Plus, things like AI and SaaS threaten jobs, reduce resource utilization and more.
Who tells your team what to do? Measures their work? How do you evaluate what moves the needle?
The DIY Owner
What do you implement? Why? Is it working as well as it can?
Most often, things aren't getting done. Or, not getting done consistently. You're busy running your business.
Auditing, analyzing, researching, implementing, optimizing, measuring - this constant cycle is a role on its own.
Courses
What worked for one business, at one point in time, with their specific team, geography, niche - who says it's replicable?
Who helps you implement? Ensures consistent force? Who tweaks it to your business as needed? Accountability?
Their goal is selling you a course, and other products - not business impact.
Agencies
Many business owners are getting their advice, and the products and services to implement, from the same provider.
Limited to the tools they've partnered with, the skills and experiences of their specific executionists.
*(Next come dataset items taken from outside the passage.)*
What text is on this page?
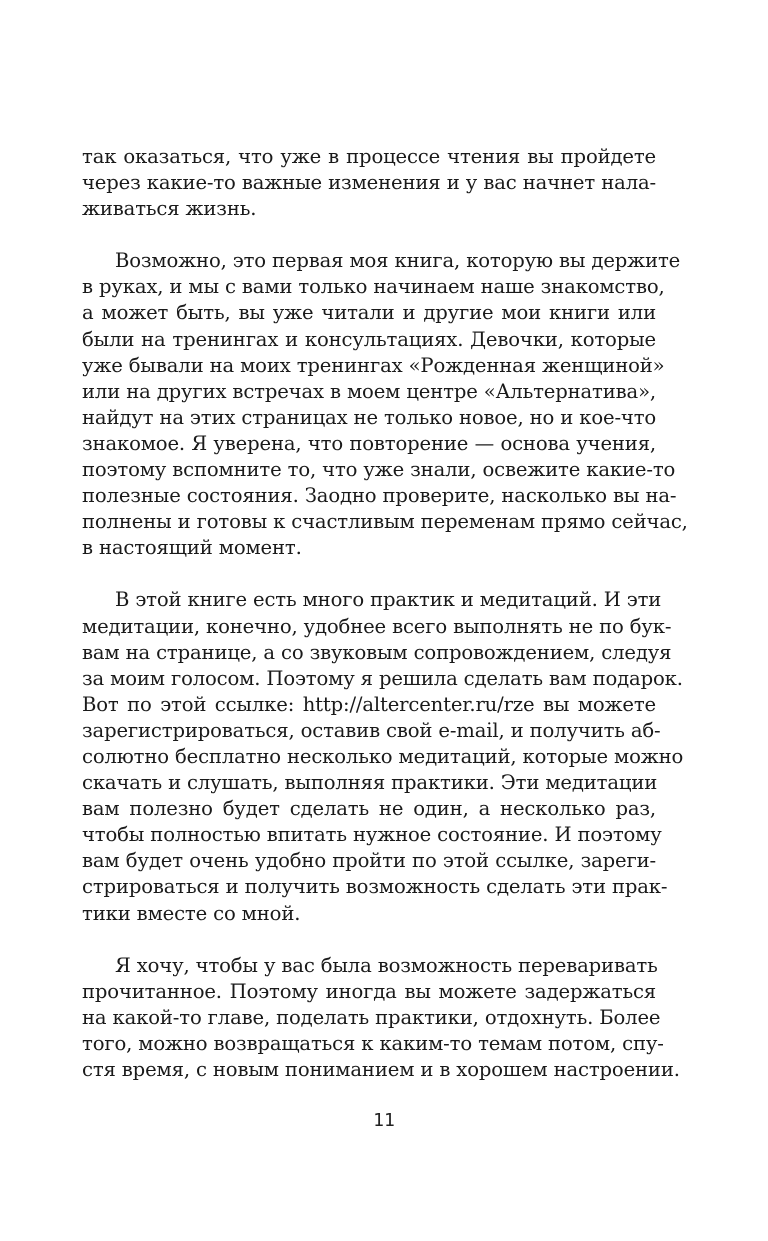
так оказаться, что уже в процессе чтения вы пройдете
через какие-то важные изменения и у вас начнет нала-
живаться жизнь.

Возможно, это первая моя книга, которую вы держите
в руках, и мы с вами только начинаем наше знакомство,
а может быть, вы уже читали и другие мои книги или
были на тренингах и консультациях. Девочки, которые
уже бывали на моих тренингах «Рожденная женщиной»
или на других встречах в моем центре «Альтернатива»,
найдут на этих страницах не только новое, но и кое-что
знакомое. Я уверена, что повторение — основа учения,
поэтому вспомните то, что уже знали, освежите какие-то
полезные состояния. Заодно проверите, насколько вы на-
полнены и готовы к счастливым переменам прямо сейчас,
в настоящий момент.

В этой книге есть много практик и медитаций. И эти
медитации, конечно, удобнее всего выполнять не по бук-
вам на странице, а со звуковым сопровождением, следуя
за моим голосом. Поэтому я решила сделать вам подарок.
Вот по этой ссылке: http://altercenter.ru/rze вы можете
зарегистрироваться, оставив свой e-mail, и получить аб-
солютно бесплатно несколько медитаций, которые можно
скачать и слушать, выполняя практики. Эти медитации
вам полезно будет сделать не один, а несколько раз,
чтобы полностью впитать нужное состояние. И поэтому
вам будет очень удобно пройти по этой ссылке, зареги-
стрироваться и получить возможность сделать эти прак-
тики вместе со мной.

Я хочу, чтобы у вас была возможность переваривать
прочитанное. Поэтому иногда вы можете задержаться
на какой-то главе, поделать практики, отдохнуть. Более
того, можно возвращаться к каким-то темам потом, спу-
стя время, с новым пониманием и в хорошем настроении.

11
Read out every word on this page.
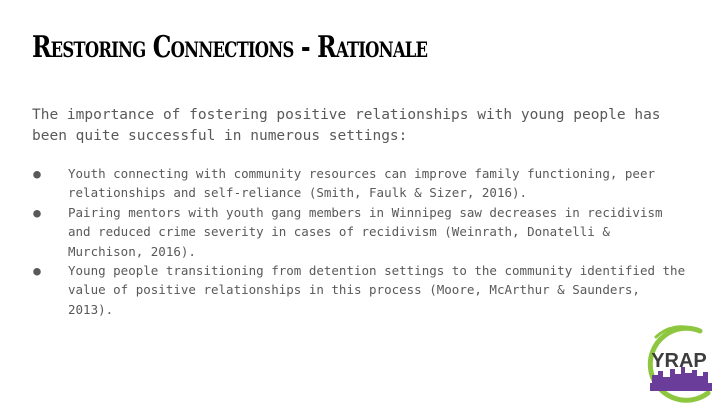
Restoring Connections - Rationale

The importance of fostering positive relationships with young people has been quite successful in numerous settings:

● Youth connecting with community resources can improve family functioning, peer relationships and self-reliance (Smith, Faulk & Sizer, 2016).
● Pairing mentors with youth gang members in Winnipeg saw decreases in recidivism and reduced crime severity in cases of recidivism (Weinrath, Donatelli & Murchison, 2016).
● Young people transitioning from detention settings to the community identified the value of positive relationships in this process (Moore, McArthur & Saunders, 2013).
YRAP
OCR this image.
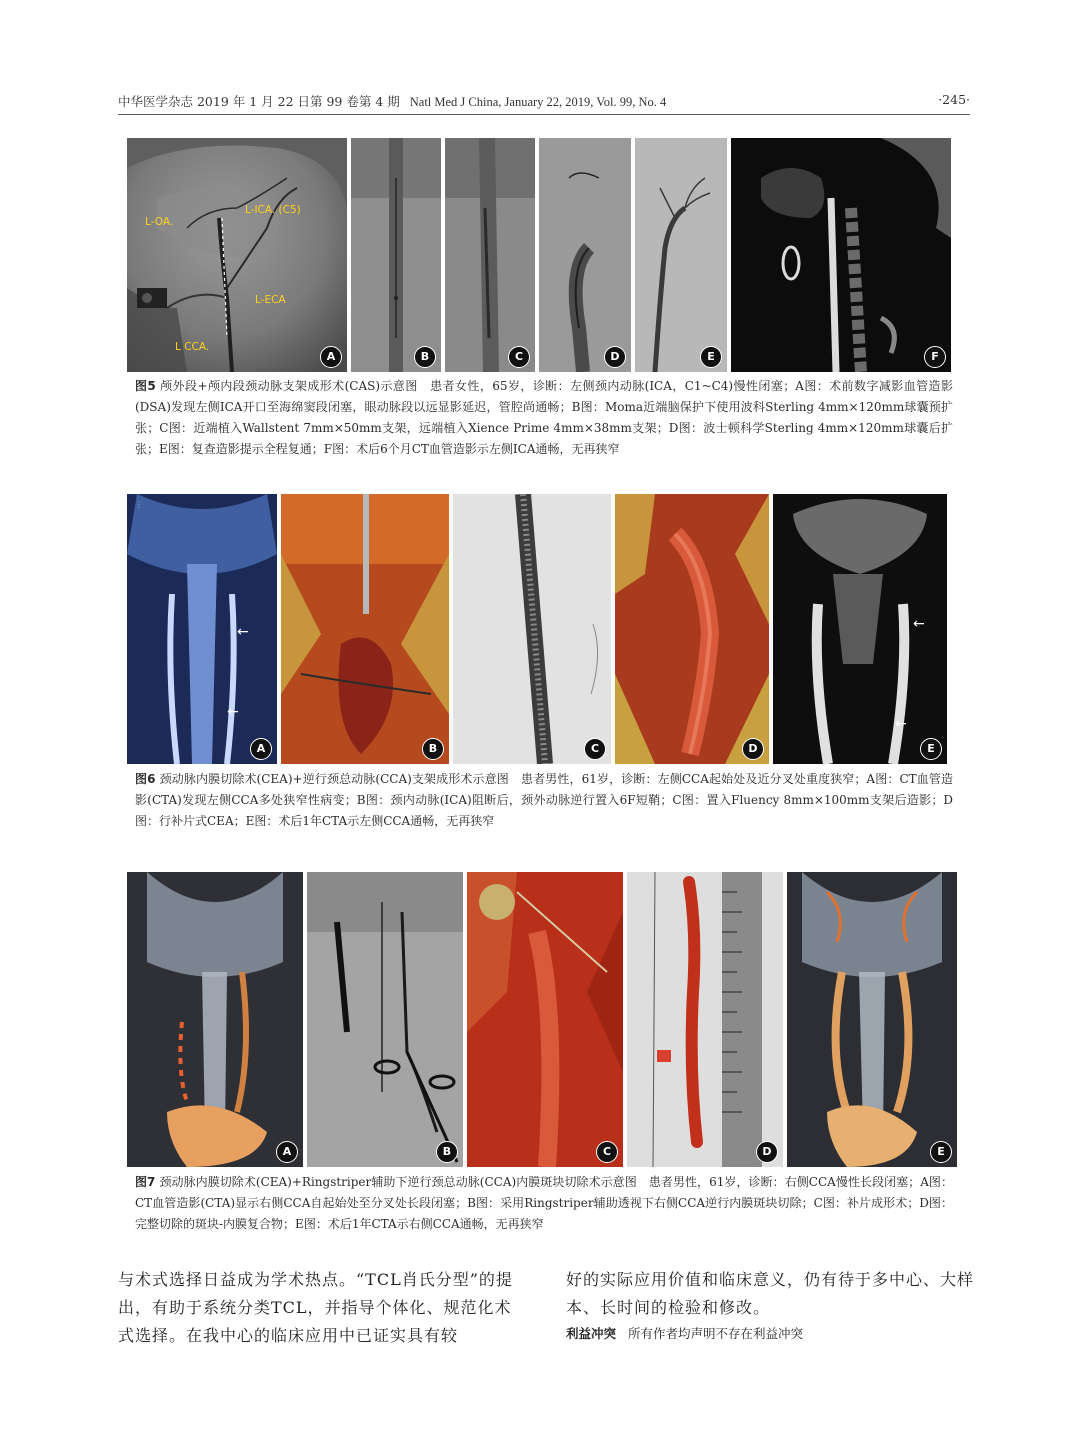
中华医学杂志 2019 年 1 月 22 日第 99 卷第 4 期 Natl Med J China, January 22, 2019, Vol. 99, No. 4	·245·
L-OA.
L-ICA. (C5)
L-ECA
L CCA.
A	B	C	D	E	F
图5 颅外段+颅内段颈动脉支架成形术(CAS)示意图　患者女性，65岁，诊断：左侧颈内动脉(ICA，C1~C4)慢性闭塞；A图：术前数字减影血管造影(DSA)发现左侧ICA开口至海绵窦段闭塞，眼动脉段以远显影延迟，管腔尚通畅；B图：Moma近端脑保护下使用波科Sterling 4mm×120mm球囊预扩张；C图：近端植入Wallstent 7mm×50mm支架，远端植入Xience Prime 4mm×38mm支架；D图：波士顿科学Sterling 4mm×120mm球囊后扩张；E图：复查造影提示全程复通；F图：术后6个月CT血管造影示左侧ICA通畅，无再狭窄
⋮
←
←
A	B	C	D
←
←
E
图6 颈动脉内膜切除术(CEA)+逆行颈总动脉(CCA)支架成形术示意图　患者男性，61岁，诊断：左侧CCA起始处及近分叉处重度狭窄；A图：CT血管造影(CTA)发现左侧CCA多处狭窄性病变；B图：颈内动脉(ICA)阻断后，颈外动脉逆行置入6F短鞘；C图：置入Fluency 8mm×100mm支架后造影；D图：行补片式CEA；E图：术后1年CTA示左侧CCA通畅，无再狭窄
A	B	C	D	E
图7 颈动脉内膜切除术(CEA)+Ringstriper辅助下逆行颈总动脉(CCA)内膜斑块切除术示意图　患者男性，61岁，诊断：右侧CCA慢性长段闭塞；A图：CT血管造影(CTA)显示右侧CCA自起始处至分叉处长段闭塞；B图：采用Ringstriper辅助透视下右侧CCA逆行内膜斑块切除；C图：补片成形术；D图：完整切除的斑块-内膜复合物；E图：术后1年CTA示右侧CCA通畅，无再狭窄
与术式选择日益成为学术热点。“TCL肖氏分型”的提出，有助于系统分类TCL，并指导个体化、规范化术式选择。在我中心的临床应用中已证实具有较
好的实际应用价值和临床意义，仍有待于多中心、大样本、长时间的检验和修改。
利益冲突 所有作者均声明不存在利益冲突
Lead costs stay the same over time, are often not guaranteed and you don't own the processes and systems delivering them. If you replace the agency, you replace the strategy, execution and measurement layers.
Agencies exist to sell you products and services, not to grow your business.
Offshoring
Who is the ideal fit for each requirement? Why is the requirement needing to be done? How will you measure it's success? Who will manage the project?
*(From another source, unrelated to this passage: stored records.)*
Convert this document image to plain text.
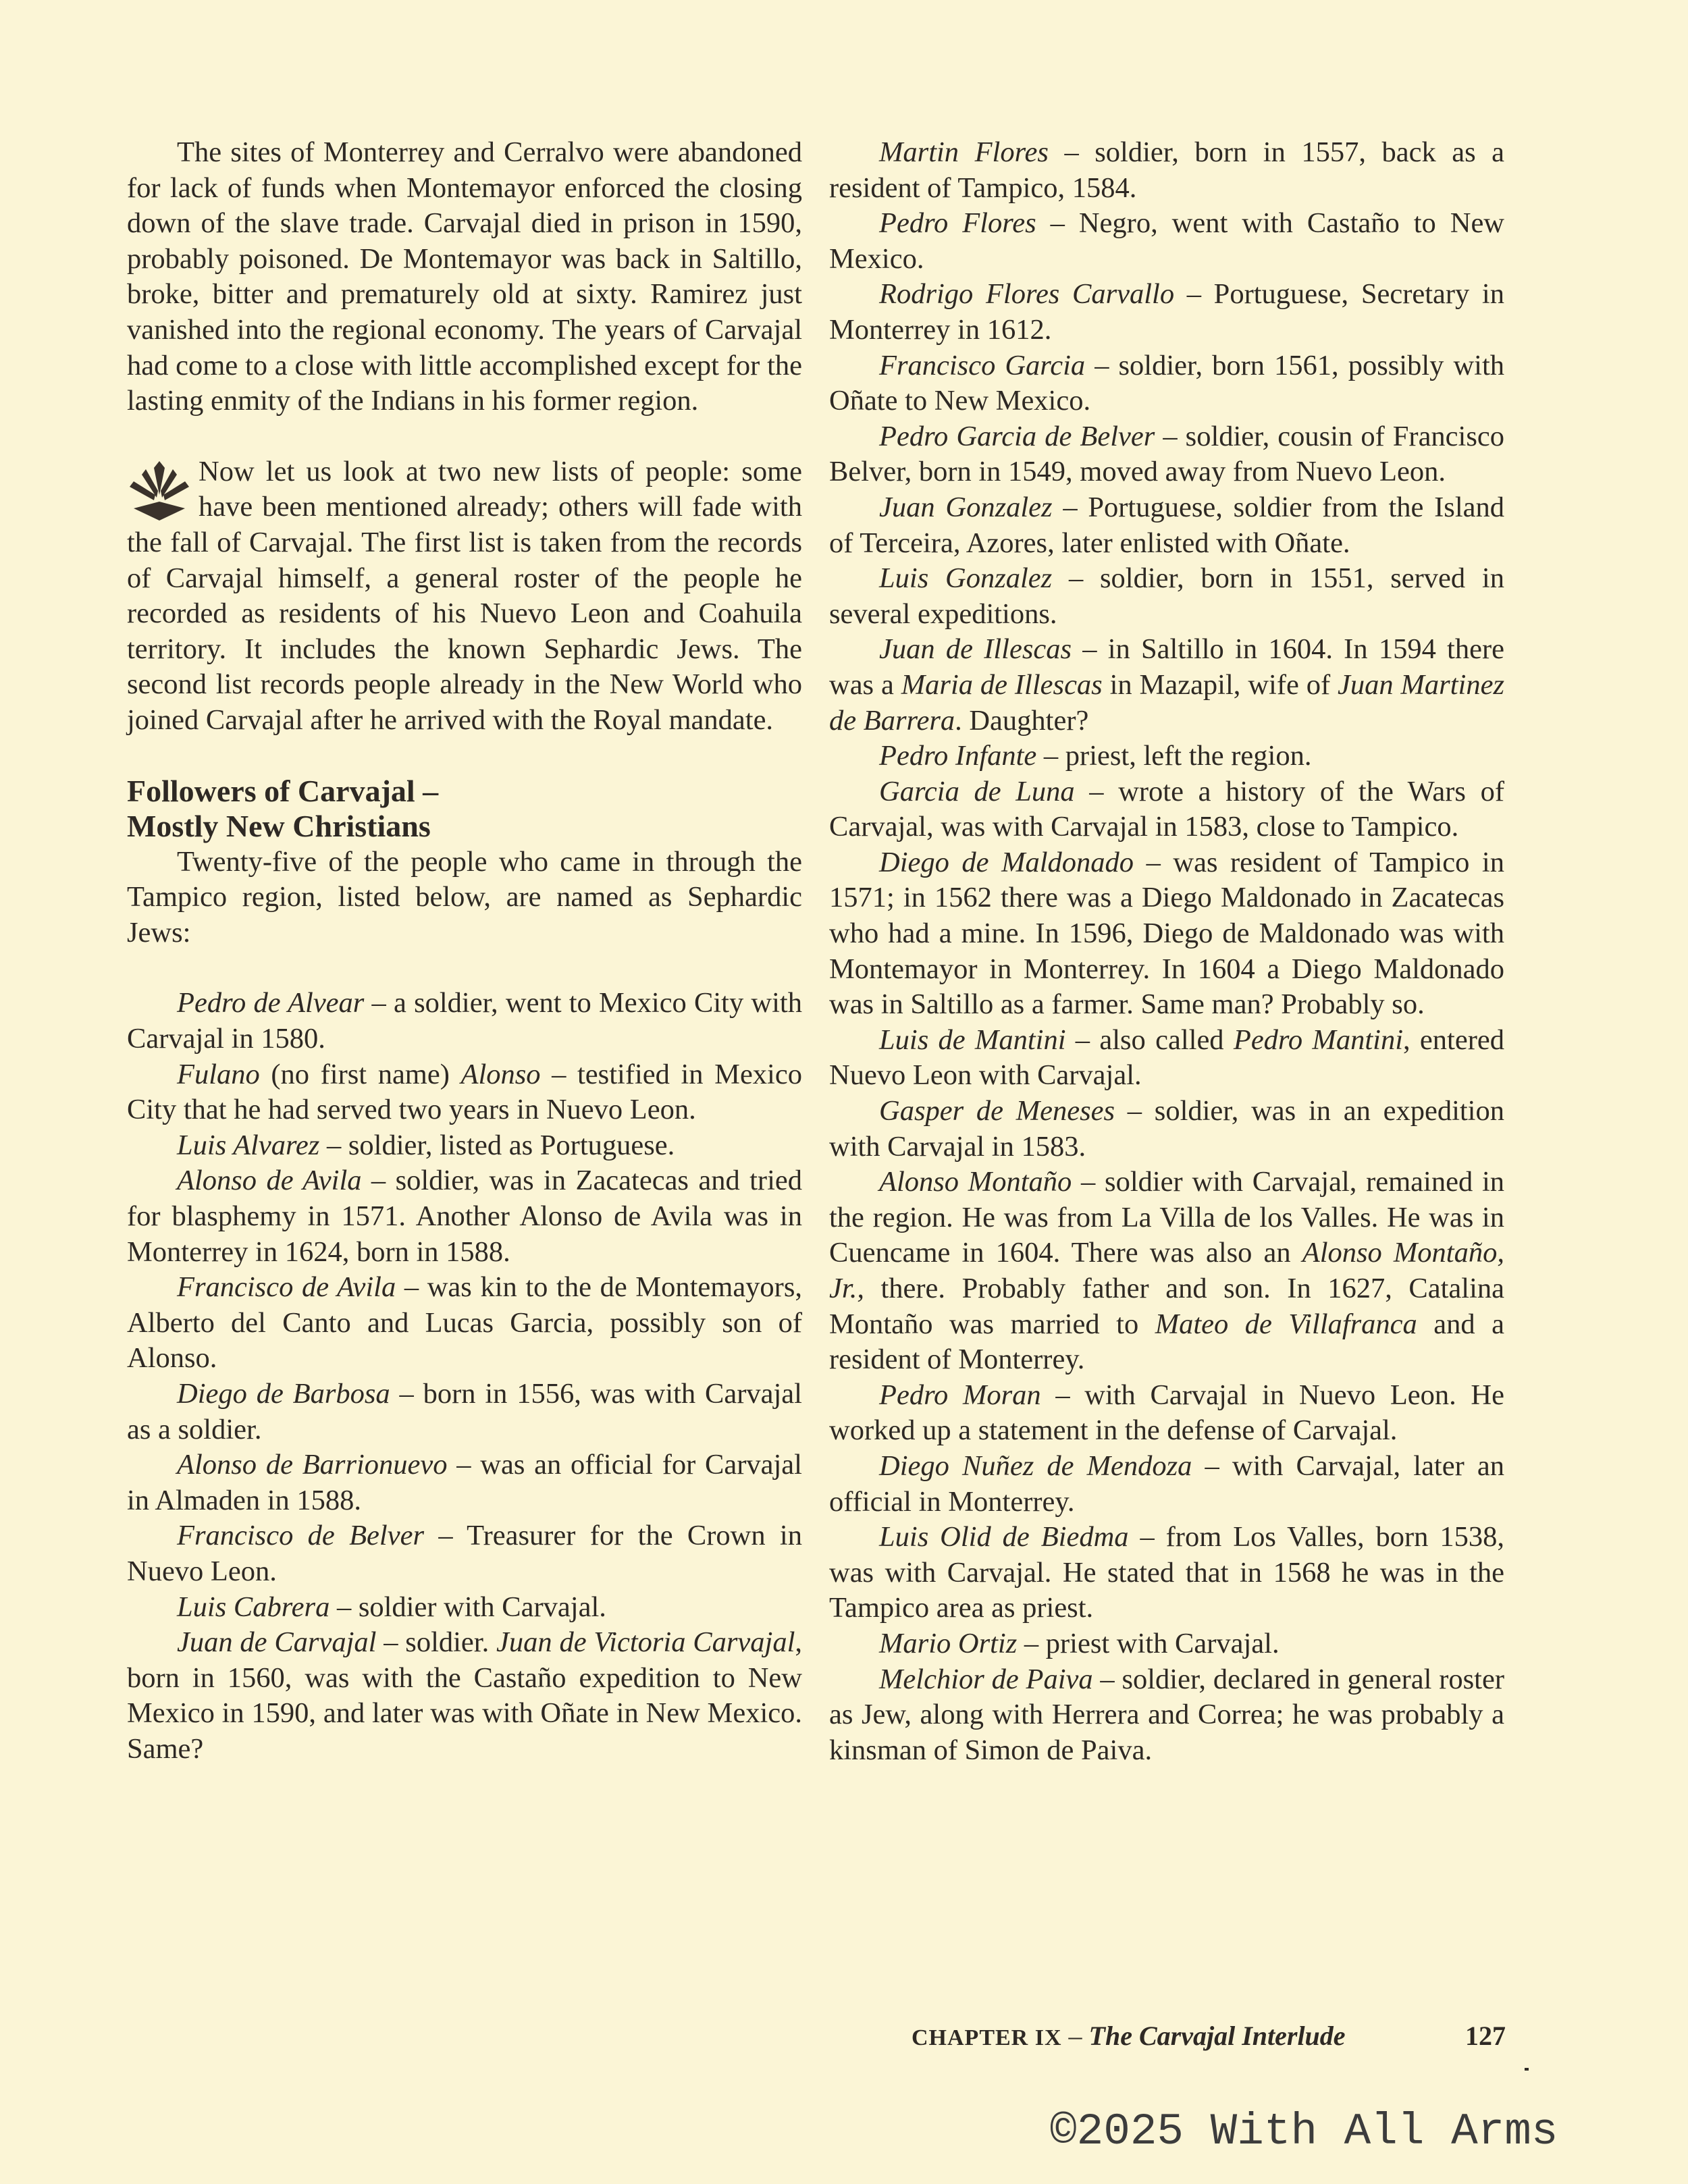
The sites of Monterrey and Cerralvo were abandoned for lack of funds when Montemayor enforced the closing down of the slave trade. Carvajal died in prison in 1590, probably poisoned. De Montemayor was back in Saltillo, broke, bitter and prematurely old at sixty. Ramirez just vanished into the regional economy. The years of Carvajal had come to a close with little accomplished except for the lasting enmity of the Indians in his former region.

Now let us look at two new lists of people: some have been mentioned already; others will fade with the fall of Carvajal. The first list is taken from the records of Carvajal himself, a general roster of the people he recorded as residents of his Nuevo Leon and Coahuila territory. It includes the known Sephardic Jews. The second list records people already in the New World who joined Carvajal after he arrived with the Royal mandate.

Followers of Carvajal –
Mostly New Christians

Twenty-five of the people who came in through the Tampico region, listed below, are named as Sephardic Jews:

Pedro de Alvear – a soldier, went to Mexico City with Carvajal in 1580.

Fulano (no first name) Alonso – testified in Mexico City that he had served two years in Nuevo Leon.

Luis Alvarez – soldier, listed as Portuguese.

Alonso de Avila – soldier, was in Zacatecas and tried for blasphemy in 1571. Another Alonso de Avila was in Monterrey in 1624, born in 1588.

Francisco de Avila – was kin to the de Montemayors, Alberto del Canto and Lucas Garcia, possibly son of Alonso.

Diego de Barbosa – born in 1556, was with Carvajal as a soldier.

Alonso de Barrionuevo – was an official for Carvajal in Almaden in 1588.

Francisco de Belver – Treasurer for the Crown in Nuevo Leon.

Luis Cabrera – soldier with Carvajal.

Juan de Carvajal – soldier. Juan de Victoria Carvajal, born in 1560, was with the Castaño expedition to New Mexico in 1590, and later was with Oñate in New Mexico. Same?

Martin Flores – soldier, born in 1557, back as a resident of Tampico, 1584.

Pedro Flores – Negro, went with Castaño to New Mexico.

Rodrigo Flores Carvallo – Portuguese, Secretary in Monterrey in 1612.

Francisco Garcia – soldier, born 1561, possibly with Oñate to New Mexico.

Pedro Garcia de Belver – soldier, cousin of Francisco Belver, born in 1549, moved away from Nuevo Leon.

Juan Gonzalez – Portuguese, soldier from the Island of Terceira, Azores, later enlisted with Oñate.

Luis Gonzalez – soldier, born in 1551, served in several expeditions.

Juan de Illescas – in Saltillo in 1604. In 1594 there was a Maria de Illescas in Mazapil, wife of Juan Martinez de Barrera. Daughter?

Pedro Infante – priest, left the region.

Garcia de Luna – wrote a history of the Wars of Carvajal, was with Carvajal in 1583, close to Tampico.

Diego de Maldonado – was resident of Tampico in 1571; in 1562 there was a Diego Maldonado in Zacatecas who had a mine. In 1596, Diego de Maldonado was with Montemayor in Monterrey. In 1604 a Diego Maldonado was in Saltillo as a farmer. Same man? Probably so.

Luis de Mantini – also called Pedro Mantini, entered Nuevo Leon with Carvajal.

Gasper de Meneses – soldier, was in an expedition with Carvajal in 1583.

Alonso Montaño – soldier with Carvajal, remained in the region. He was from La Villa de los Valles. He was in Cuencame in 1604. There was also an Alonso Montaño, Jr., there. Probably father and son. In 1627, Catalina Montaño was married to Mateo de Villafranca and a resident of Monterrey.

Pedro Moran – with Carvajal in Nuevo Leon. He worked up a statement in the defense of Carvajal.

Diego Nuñez de Mendoza – with Carvajal, later an official in Monterrey.

Luis Olid de Biedma – from Los Valles, born 1538, was with Carvajal. He stated that in 1568 he was in the Tampico area as priest.

Mario Ortiz – priest with Carvajal.

Melchior de Paiva – soldier, declared in general roster as Jew, along with Herrera and Correa; he was probably a kinsman of Simon de Paiva.

CHAPTER IX – The Carvajal Interlude	127
©2025 With All Arms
Do you know how to navigate the scope? The project management? QA? What happens if things don't work as intended? What's your recourse?
Have you done the required planning and strategy to derisk their implementation and know what you're looking for?
Again, execution and advice coming from the same partner - and disconnected from the context of your local market.
Technology
As automation and AI take on more and more workflows, who is helping you explore it?
The agency worried about losing billable services?
The team member worried this will replace them?
Which tool is right for each requirement, and why? How will it be implemented? Measured? What's the "total cost of ownership"?
Who will manage the new tool(s)? How will their impact be measured?